How do you find the Vertical, Horizontal, and Oblique Asymptote given #y = (x^2 + 2x - 3)/( x^2 - 5x - 6) #?

1 Answer
Jan 23, 2017

vertical asymptotes at x = -1 and x = 6
horizontal asymptote at y = 1

Explanation:

The denominator of y cannot be zero as this would make y undefined. Equating the denominator to zero and solving gives the values that x cannot be and if the numerator is non-zero for these values then they are vertical asymptotes.

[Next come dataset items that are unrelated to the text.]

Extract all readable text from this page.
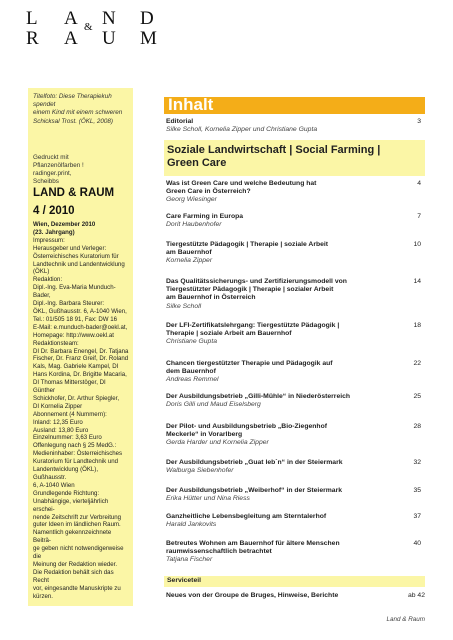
L A N D
R A U M
&
Titelfoto: Diese Therapiekuh spendet
einem Kind mit einem schweren
Schicksal Trost. (ÖKL, 2008)
Gedruckt mit
Pflanzenölfarben !
radinger.print,
Scheibbs
LAND & RAUM
4 / 2010
Wien, Dezember 2010
(23. Jahrgang)
Impressum:
Herausgeber und Verleger:
Österreichisches Kuratorium für
Landtechnik und Landentwicklung
(ÖKL)
Redaktion:
Dipl.-Ing. Eva-Maria Munduch-Bader,
Dipl.-Ing. Barbara Steurer:
ÖKL, Gußhausstr. 6, A-1040 Wien,
Tel.: 01/505 18 91, Fax: DW 16
E-Mail: e.munduch-bader@oekl.at,
Homepage: http://www.oekl.at
Redaktionsteam:
DI Dr. Barbara Enengel, Dr. Tatjana
Fischer, Dr. Franz Greif, Dr. Roland
Kals, Mag. Gabriele Kampel, DI
Hans Kordina, Dr. Brigitte Macaria,
DI Thomas Mitterstöger, DI Günther
Schickhofer, Dr. Arthur Spiegler,
DI Kornelia Zipper
Abonnement (4 Nummern):
Inland: 12,35 Euro
Ausland: 13,80 Euro
Einzelnummer: 3,63 Euro
Offenlegung nach § 25 MedG.:
Medieninhaber: Österreichisches
Kuratorium für Landtechnik und
Landentwicklung (ÖKL), Gußhausstr.
6, A-1040 Wien
Grundlegende Richtung:
Unabhängige, vierteljährlich erschei-
nende Zeitschrift zur Verbreitung
guter Ideen im ländlichen Raum.
Namentlich gekennzeichnete Beiträ-
ge geben nicht notwendigerweise die
Meinung der Redaktion wieder.
Die Redaktion behält sich das Recht
vor, eingesandte Manuskripte zu
kürzen.
Inhalt
Editorial
Silke Scholl, Kornelia Zipper und Christiane Gupta
3
Soziale Landwirtschaft | Social Farming |
Green Care
Was ist Green Care und welche Bedeutung hat
Green Care in Österreich?
Georg Wiesinger
4
Care Farming in Europa
Dorit Haubenhofer
7
Tiergestützte Pädagogik | Therapie | soziale Arbeit
am Bauernhof
Kornelia Zipper
10
Das Qualitätssicherungs- und Zertifizierungsmodell von
Tiergestützter Pädagogik | Therapie | sozialer Arbeit
am Bauernhof in Österreich
Silke Scholl
14
Der LFI-Zertifikatslehrgang: Tiergestützte Pädagogik |
Therapie | soziale Arbeit am Bauernhof
Christiane Gupta
18
Chancen tiergestützter Therapie und Pädagogik auf
dem Bauernhof
Andreas Remmel
22
Der Ausbildungsbetrieb „Gilli-Mühle“ in Niederösterreich
Doris Gilli und Maud Eiselsberg
25
Der Pilot- und Ausbildungsbetrieb „Bio-Ziegenhof
Meckerle“ in Vorarlberg
Gerda Harder und Kornelia Zipper
28
Der Ausbildungsbetrieb „Guat leb´n“ in der Steiermark
Walburga Siebenhofer
32
Der Ausbildungsbetrieb „Weiberhof“ in der Steiermark
Erika Hütter und Nina Riess
35
Ganzheitliche Lebensbegleitung am Sterntalerhof
Harald Jankovits
37
Betreutes Wohnen am Bauernhof für ältere Menschen
raumwissenschaftlich betrachtet
Tatjana Fischer
40
Serviceteil
Neues von der Groupe de Bruges, Hinweise, Berichte	ab 42
Land & Raum
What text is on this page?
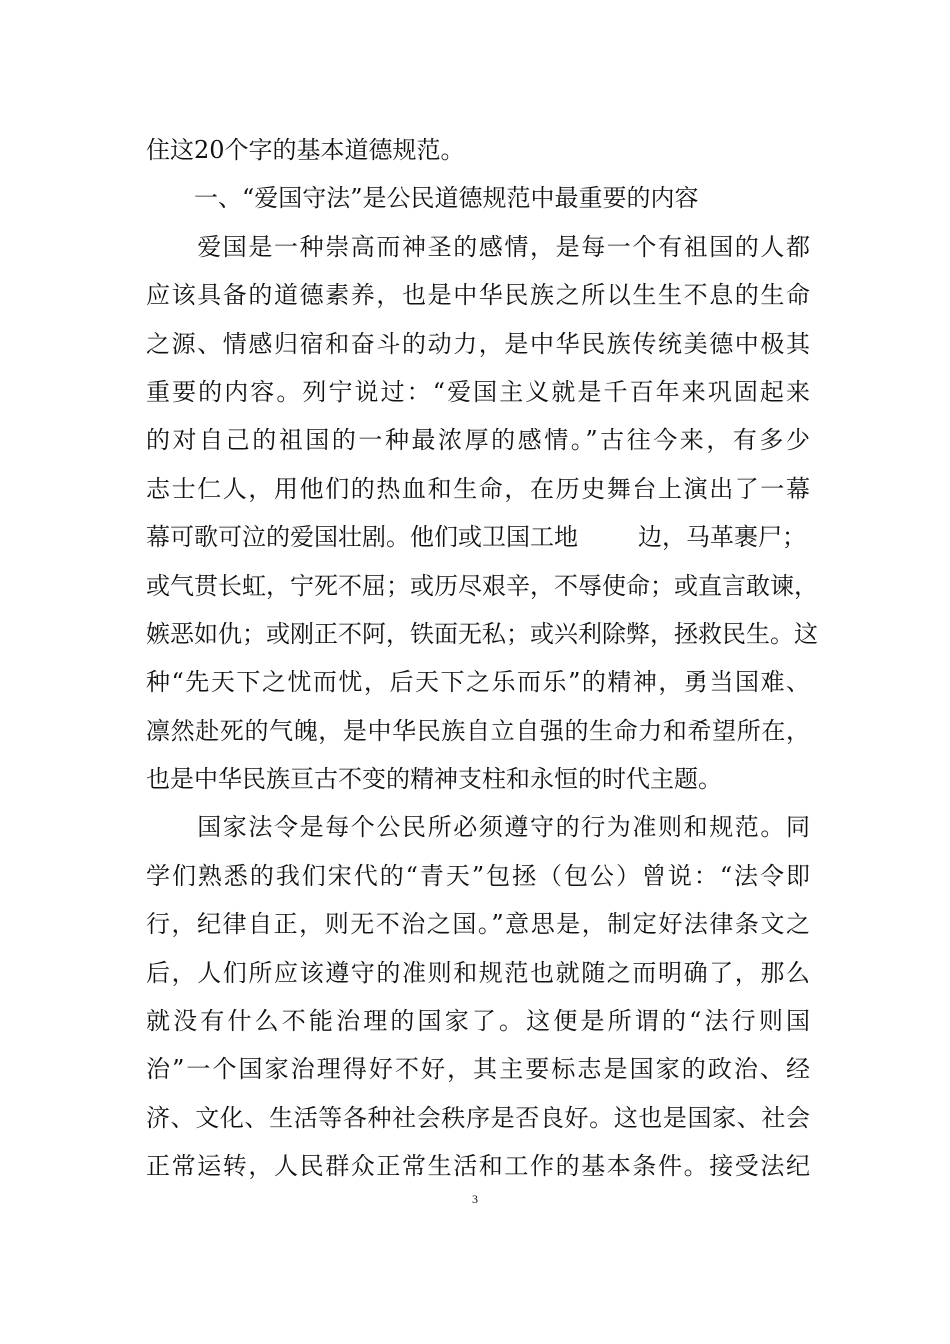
住这20个字的基本道德规范。
　　一、“爱国守法”是公民道德规范中最重要的内容
　　爱国是一种崇高而神圣的感情，是每一个有祖国的人都
应该具备的道德素养，也是中华民族之所以生生不息的生命
之源、情感归宿和奋斗的动力，是中华民族传统美德中极其
重要的内容。列宁说过：“爱国主义就是千百年来巩固起来
的对自己的祖国的一种最浓厚的感情。”古往今来，有多少
志士仁人，用他们的热血和生命，在历史舞台上演出了一幕
幕可歌可泣的爱国壮剧。他们或卫国工地	边，马革裹尸；
或气贯长虹，宁死不屈；或历尽艰辛，不辱使命；或直言敢谏，
嫉恶如仇；或刚正不阿，铁面无私；或兴利除弊，拯救民生。这
种“先天下之忧而忧，后天下之乐而乐”的精神，勇当国难、
凛然赴死的气魄，是中华民族自立自强的生命力和希望所在，
也是中华民族亘古不变的精神支柱和永恒的时代主题。
　　国家法令是每个公民所必须遵守的行为准则和规范。同
学们熟悉的我们宋代的“青天”包拯（包公）曾说：“法令即
行，纪律自正，则无不治之国。”意思是，制定好法律条文之
后，人们所应该遵守的准则和规范也就随之而明确了，那么
就没有什么不能治理的国家了。这便是所谓的“法行则国
治”一个国家治理得好不好，其主要标志是国家的政治、经
济、文化、生活等各种社会秩序是否良好。这也是国家、社会
正常运转，人民群众正常生活和工作的基本条件。接受法纪
3
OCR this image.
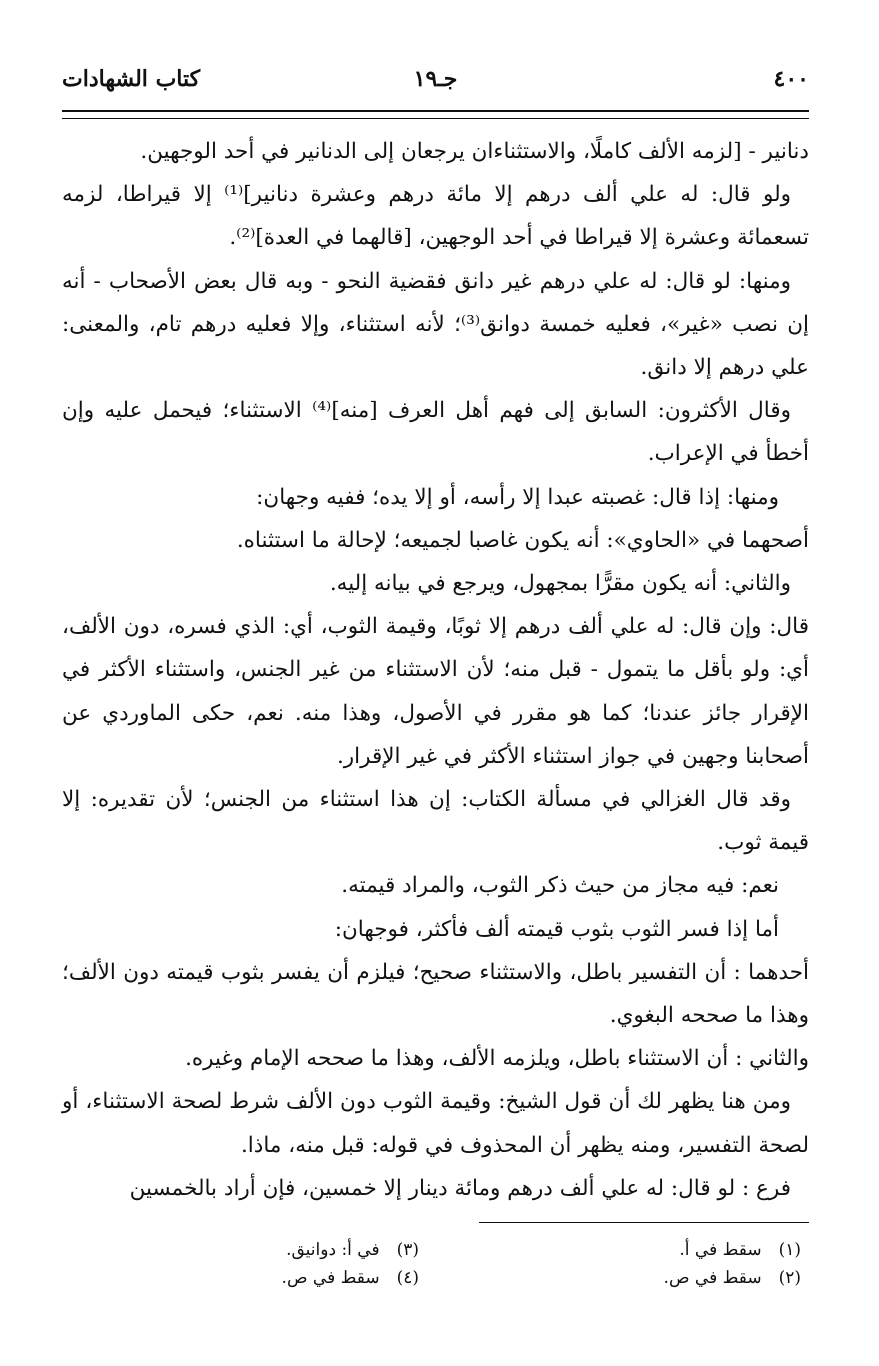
٤٠٠
جـ١٩
كتاب الشهادات

دنانير - [لزمه الألف كاملًا، والاستثناءان يرجعان إلى الدنانير في أحد الوجهين.

ولو قال: له علي ألف درهم إلا مائة درهم وعشرة دنانير]⁽¹⁾ إلا قيراطا، لزمه تسعمائة وعشرة إلا قيراطا في أحد الوجهين، [قالهما في العدة]⁽²⁾.

ومنها: لو قال: له علي درهم غير دانق فقضية النحو - وبه قال بعض الأصحاب - أنه إن نصب «غير»، فعليه خمسة دوانق⁽³⁾؛ لأنه استثناء، وإلا فعليه درهم تام، والمعنى: علي درهم إلا دانق.

وقال الأكثرون: السابق إلى فهم أهل العرف [منه]⁽⁴⁾ الاستثناء؛ فيحمل عليه وإن أخطأ في الإعراب.

ومنها: إذا قال: غصبته عبدا إلا رأسه، أو إلا يده؛ ففيه وجهان:

أصحهما في «الحاوي»: أنه يكون غاصبا لجميعه؛ لإحالة ما استثناه.

والثاني: أنه يكون مقرًّا بمجهول، ويرجع في بيانه إليه.

قال: وإن قال: له علي ألف درهم إلا ثوبًا، وقيمة الثوب، أي: الذي فسره، دون الألف، أي: ولو بأقل ما يتمول - قبل منه؛ لأن الاستثناء من غير الجنس، واستثناء الأكثر في الإقرار جائز عندنا؛ كما هو مقرر في الأصول، وهذا منه. نعم، حكى الماوردي عن أصحابنا وجهين في جواز استثناء الأكثر في غير الإقرار.

وقد قال الغزالي في مسألة الكتاب: إن هذا استثناء من الجنس؛ لأن تقديره: إلا قيمة ثوب.

نعم: فيه مجاز من حيث ذكر الثوب، والمراد قيمته.

أما إذا فسر الثوب بثوب قيمته ألف فأكثر، فوجهان:

أحدهما : أن التفسير باطل، والاستثناء صحيح؛ فيلزم أن يفسر بثوب قيمته دون الألف؛ وهذا ما صححه البغوي.

والثاني : أن الاستثناء باطل، ويلزمه الألف، وهذا ما صححه الإمام وغيره.

ومن هنا يظهر لك أن قول الشيخ: وقيمة الثوب دون الألف شرط لصحة الاستثناء، أو لصحة التفسير، ومنه يظهر أن المحذوف في قوله: قبل منه، ماذا.

فرع : لو قال: له علي ألف درهم ومائة دينار إلا خمسين، فإن أراد بالخمسين

(١) سقط في أ.
(٢) سقط في ص.
(٣) في أ: دوانيق.
(٤) سقط في ص.
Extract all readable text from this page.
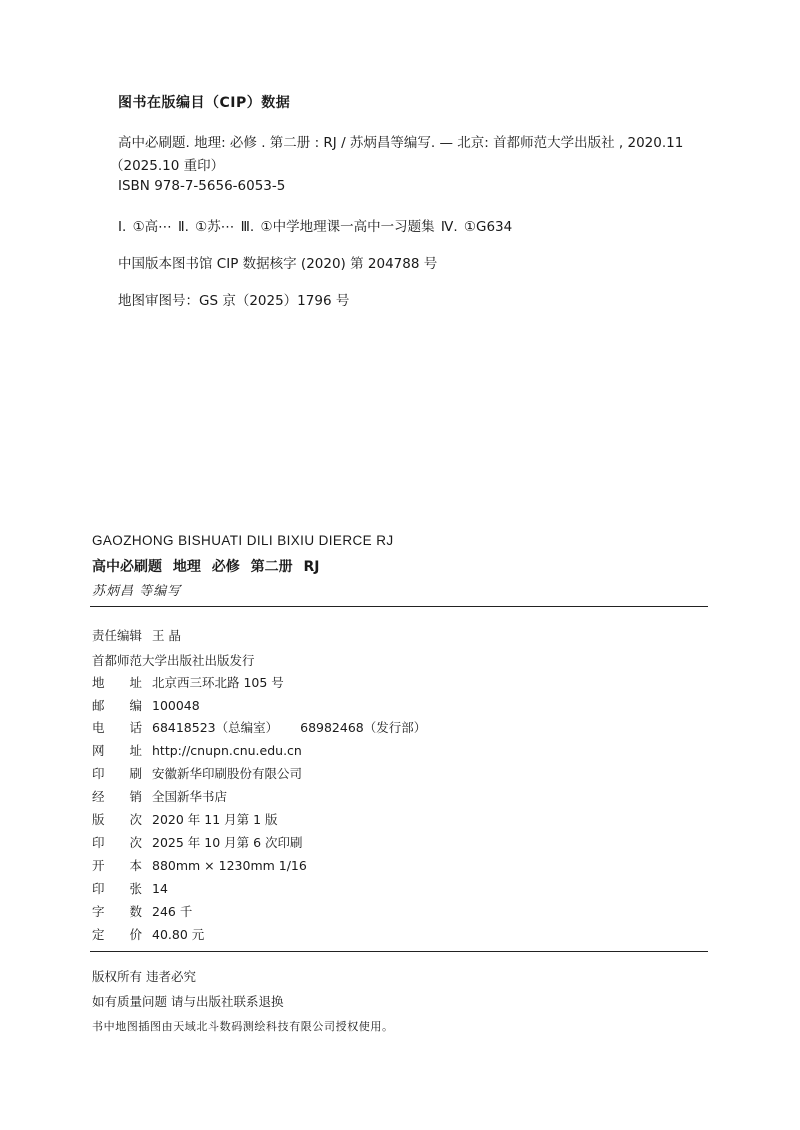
图书在版编目（CIP）数据
高中必刷题. 地理: 必修 . 第二册 : RJ / 苏炳昌等编写. — 北京: 首都师范大学出版社 , 2020.11
（2025.10 重印）
ISBN 978-7-5656-6053-5
Ⅰ. ①高⋯ Ⅱ. ①苏⋯ Ⅲ. ①中学地理课一高中一习题集 Ⅳ. ①G634
中国版本图书馆 CIP 数据核字 (2020) 第 204788 号
地图审图号：GS 京（2025）1796 号
GAOZHONG BISHUATI DILI BIXIU DIERCE RJ
高中必刷题 地理 必修 第二册 RJ
苏炳昌 等编写
责任编辑 王 晶
首都师范大学出版社出版发行
地　　址 北京西三环北路 105 号
邮　　编 100048
电　　话 68418523（总编室） 68982468（发行部）
网　　址 http://cnupn.cnu.edu.cn
印　　刷 安徽新华印刷股份有限公司
经　　销 全国新华书店
版　　次 2020 年 11 月第 1 版
印　　次 2025 年 10 月第 6 次印刷
开　　本 880mm × 1230mm 1/16
印　　张 14
字　　数 246 千
定　　价 40.80 元
版权所有 违者必究
如有质量问题 请与出版社联系退换
书中地图插图由天域北斗数码测绘科技有限公司授权使用。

solve : #x^2-5x-6=0rArr(x-6)(x+1)=0#

#rArrx=-1" and "x=6" are the asymptotes"#

Horizontal asymptotes occur as

#lim_(xto+-oo),ytoc" ( a constant)"#

divide terms on numerator/denominator by the highest power of x, that is #x^2#

#y=(x^2/x^2+(2x)/x^2-3/x^2)/(x^2/x^2-(5x)/x^2-6/x^2)=(1+2/x-3/x^2)/(1-5/x-6/x^2)#

as #xto+-oo,yto(1+0-0)/(1-0-0)#

#rArry=1" is the asymptote"#

Oblique asymptotes occur when the degree of the numerator > degree of the denominator. This is not the case here ( both of degree 2 ) Hence there are no oblique asymptotes.
graph{(x^2+2x-3)/(x^2-5x-6) [-10, 10, -5, 5]}